Poursuite des aventures du scientifique Böttger
Ici, les mésaventures de l'alchimiste fugitif Böttger continuent, bien que formellement, ceci soit déjà la troisième histoire. Böttger a démontré ses succès en « transmutation » au souverain saxonnien, ce qui a beaucoup inspiré celui qui avait rassemblé des alchimistes de toute l'Europe à la recherche d'une solution aux problèmes financiers. Oui, Auguste a accueilli Böttger non par amour du prochain ou par révérence pour ses réalisations. Le scientifique a reçu une commande gouvernementale pour reconstituer le trésor, qui était devenu épuisé (principalement en raison des politiques incohérentes du souverain), avec de l'or, et il s'est mis au travail. Cependant, le travail ne l'intéressait guère, et quand l'argent a manqué et qu'aucun résultat n'a été obtenu, Böttger a été mis en détention pour que rien ne le distrait de son occupation bien-aimée.
En 1704, il devient l'assistant d'un des plus grands esprits de son époque - Ehrenfried Walther von Tschirnhaus : géologue, mathématicien, chercheur des propriétés des minéraux et entrepreneur propriétaire d'une usine de verre. Le laboratoire fut installé dans le château d'Albrechtsburg. Le travail s'est déroulé avec succès, mais hélas, le comte von Tschirnhaus n'a pas vécu assez longtemps pour en voir la fin, et l'alchimiste a poursuivi ses expériences seul.
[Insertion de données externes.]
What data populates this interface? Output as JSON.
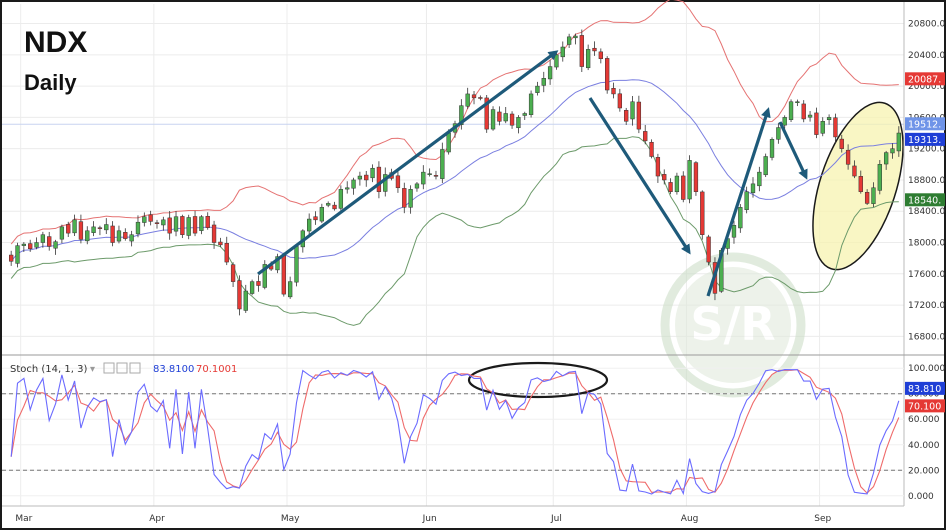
{
  "chart_data": {
    "type": "candlestick",
    "title": "NDX",
    "subtitle": "Daily",
    "price_axis": {
      "ylim": [
        16600,
        21050
      ],
      "ticks": [
        "20800.0",
        "20400.0",
        "20000.0",
        "19600.0",
        "19200.0",
        "18800.0",
        "18400.0",
        "18000.0",
        "17600.0",
        "17200.0",
        "16800.0"
      ],
      "tick_values": [
        20800,
        20400,
        20000,
        19600,
        19200,
        18800,
        18400,
        18000,
        17600,
        17200,
        16800
      ]
    },
    "x_axis": {
      "months": [
        {
          "label": "Mar",
          "index": 2
        },
        {
          "label": "Apr",
          "index": 23
        },
        {
          "label": "May",
          "index": 44
        },
        {
          "label": "Jun",
          "index": 66
        },
        {
          "label": "Jul",
          "index": 86
        },
        {
          "label": "Aug",
          "index": 107
        },
        {
          "label": "Sep",
          "index": 128
        }
      ]
    },
    "price_badges": [
      {
        "label": "20087.",
        "value": 20087,
        "color": "#e53935"
      },
      {
        "label": "19512.",
        "value": 19512,
        "color": "#6f94e8"
      },
      {
        "label": "19313.",
        "value": 19313,
        "color": "#1f3fd6"
      },
      {
        "label": "18540.",
        "value": 18540,
        "color": "#2e7d32"
      }
    ],
    "closes": [
      17760,
      17960,
      17980,
      17920,
      18000,
      18100,
      17950,
      18010,
      18200,
      18120,
      18290,
      18040,
      18150,
      18200,
      18180,
      18230,
      18000,
      18150,
      18050,
      18100,
      18260,
      18330,
      18270,
      18250,
      18290,
      18120,
      18330,
      18100,
      18320,
      18120,
      18330,
      18190,
      18000,
      17970,
      17750,
      17500,
      17150,
      17380,
      17500,
      17450,
      17720,
      17660,
      17820,
      17340,
      17500,
      17950,
      18150,
      18300,
      18290,
      18450,
      18500,
      18430,
      18680,
      18700,
      18800,
      18850,
      18800,
      18950,
      18650,
      18870,
      18820,
      18700,
      18450,
      18680,
      18750,
      18900,
      18880,
      18850,
      19190,
      19400,
      19520,
      19750,
      19900,
      19850,
      19850,
      19450,
      19700,
      19550,
      19650,
      19500,
      19600,
      19650,
      19900,
      20000,
      20100,
      20250,
      20400,
      20500,
      20630,
      20640,
      20250,
      20470,
      20450,
      20350,
      19950,
      19900,
      19720,
      19550,
      19800,
      19450,
      19300,
      19100,
      18850,
      18800,
      18650,
      18850,
      18550,
      19050,
      18650,
      18100,
      17750,
      17350,
      17900,
      18050,
      18220,
      18450,
      18650,
      18750,
      18900,
      19100,
      19320,
      19470,
      19600,
      19800,
      19800,
      19580,
      19630,
      19380,
      19550,
      19600,
      19350,
      19200,
      19000,
      18850,
      18650,
      18500,
      18700,
      19000,
      19150,
      19200,
      19400
    ],
    "stoch_axis": {
      "ylim": [
        -8,
        108
      ],
      "ticks": [
        "100.000",
        "80.000",
        "60.000",
        "40.000",
        "20.000",
        "0.000"
      ],
      "tick_values": [
        100,
        80,
        60,
        40,
        20,
        0
      ]
    },
    "stoch_legend": {
      "label": "Stoch (14, 1, 3)",
      "k_value": "83.8100",
      "d_value": "70.1001"
    },
    "stoch_badges": [
      {
        "label": "83.810",
        "value": 83.81,
        "color": "#1f3fd6"
      },
      {
        "label": "70.100",
        "value": 70.1,
        "color": "#e53935"
      }
    ],
    "stoch_levels": [
      80,
      20
    ],
    "bollinger": {
      "period": 20,
      "std": 2
    },
    "watermark": "S/R"
  },
  "colors": {
    "up": "#4caf50",
    "down": "#e53935",
    "upper_band": "#e57373",
    "middle_band": "#7a7fe0",
    "lower_band": "#6c9a6a",
    "stoch_k": "#6b6bff",
    "stoch_d": "#ef6b6b",
    "arrow": "#1e5a7a",
    "highlight_fill": "#f7f3b0"
  }
}
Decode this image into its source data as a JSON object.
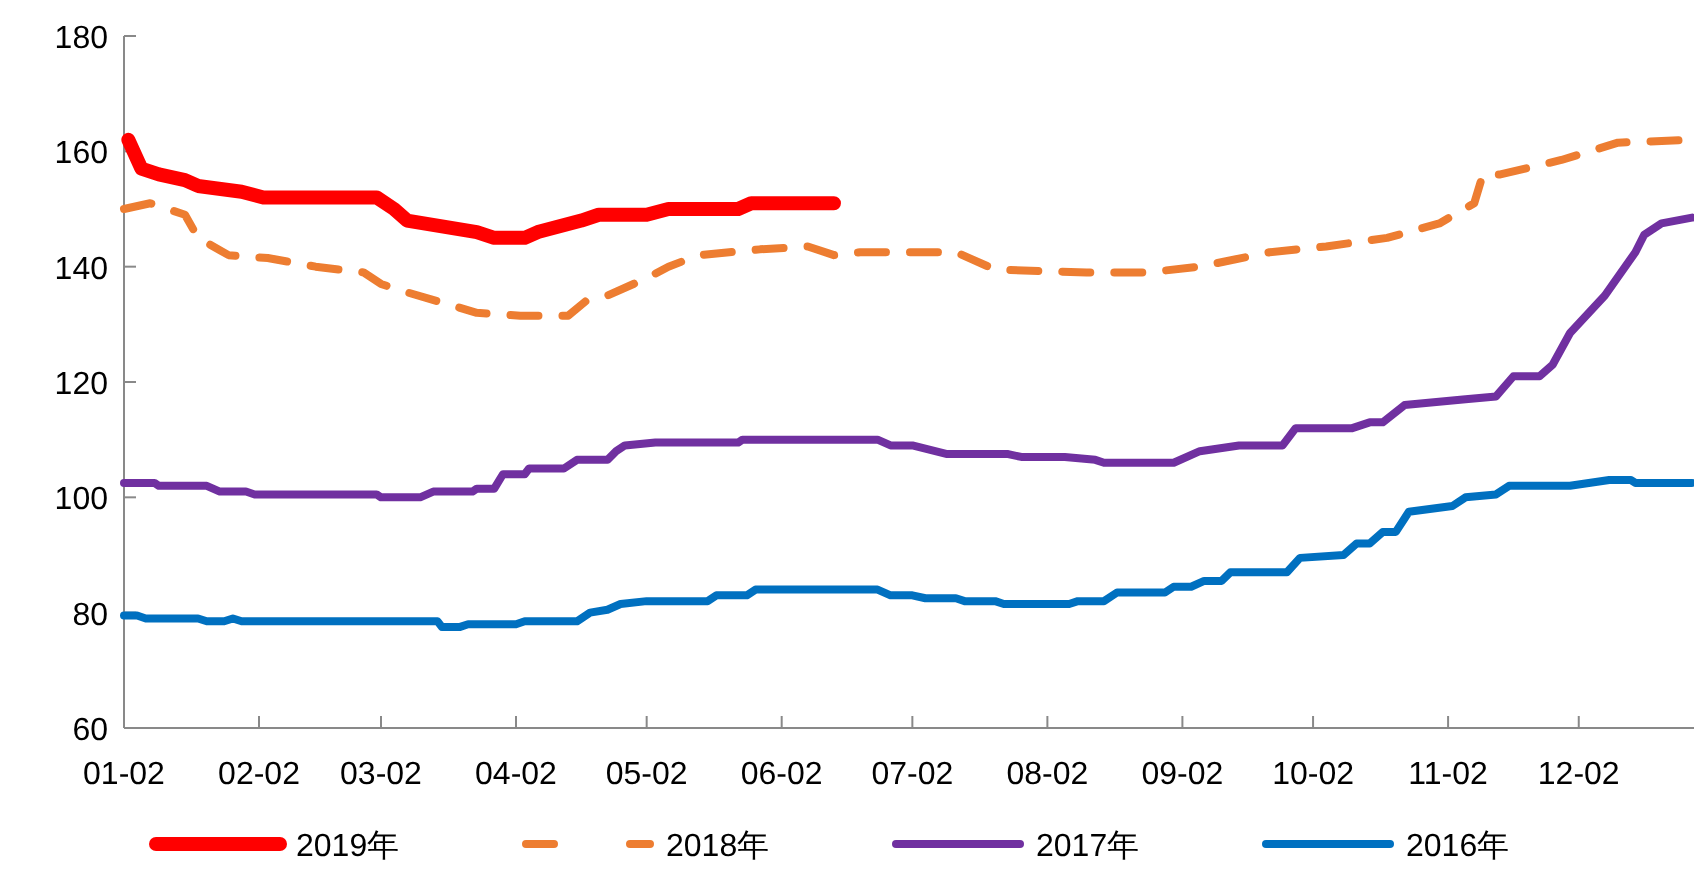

La Recherche de la Composition du Porcelaine
On dit que la recette de la porcelaine a été trouvée grâce à un incident amusant. Un certain barbier rusé, ne voulant pas dépenser d'argent pour de la poudre coûteuse pour les perruques, a décidé de la remplacer par une alternative - de l'argile kaolin blanche trouvée dans les environs. On dit que la poudre de kaolin a été utilisée pour la perruque d'un prisonnier de haut rang du roi et, de là, elle a trouvé son chemin dans la composition expérimentale de la porcelaine. Le barbier a été interrogé et a indiqué honnêtement d'où venait l'étrange « poudre ». La recette a été trouvée et en 1709, la porcelaine a été présentée au jugement du souverain de Saxe. À peine un an plus tard, en 1710, la manufacture de porcelaine de Meissen a été créée à Albrechtsburg, avec Böttger comme premier directeur.
Porcelaine en jaspe de Böttger
Les produits en porcelaine de la manufacture de Meissen ne ressemblaient pas initialement au délicat prodige chinois d'un blanc éclatant avec une élégante peinture en bleu cobalt. Au contraire, ils avaient différentes nuances de terre cuite et ont reçu le nom de « rothes Porcelain ». Grâce à leur teneur élevée en kaolin, la porcelaine en jaspe de Böttger s'est avérée plus dure que la porcelaine chinoise. Il restait cependant à la rendre blanche et brillante, car cela correspondait aux besoins du public européen.
D'ailleurs, la porcelaine de Böttger était unique - avec une texture noble mate veloutée (rarement émaillée), une peinture dorée concise, des ornements en relief et des formes gothiques. C'était beau et raffiné, mais le public demandait l'éclat et le son orientaux, des peintures luxueuses en cobalt sous la glaçure et du brillant.
L'Histoire de l'Or Blanc de Saxe
Peu à peu, la composition initiale pour la cuisson de la masse de porcelaine a changé, et dès 1715, la manufacture de Meissen a commencé à produire la porcelaine émaillée tant aimée, qui a été appelée « l'or blanc de Saxe ». La marche triomphale de la porcelaine de Meissen à travers la planète a commencé et continue jusqu'à ce jour, avec la vaisselle et les figurines portant la marque en cobalt restant des objets de désir pour tous les amateurs de luxe. Et l'histoire de l'or blanc de Saxe continue également. D'ailleurs, on dit que les recherches de Böttger pour la pierre philosophale ont finalement abouti - l'énorme lingot d'or qu'il a créé peut être vu au musée de Meissen.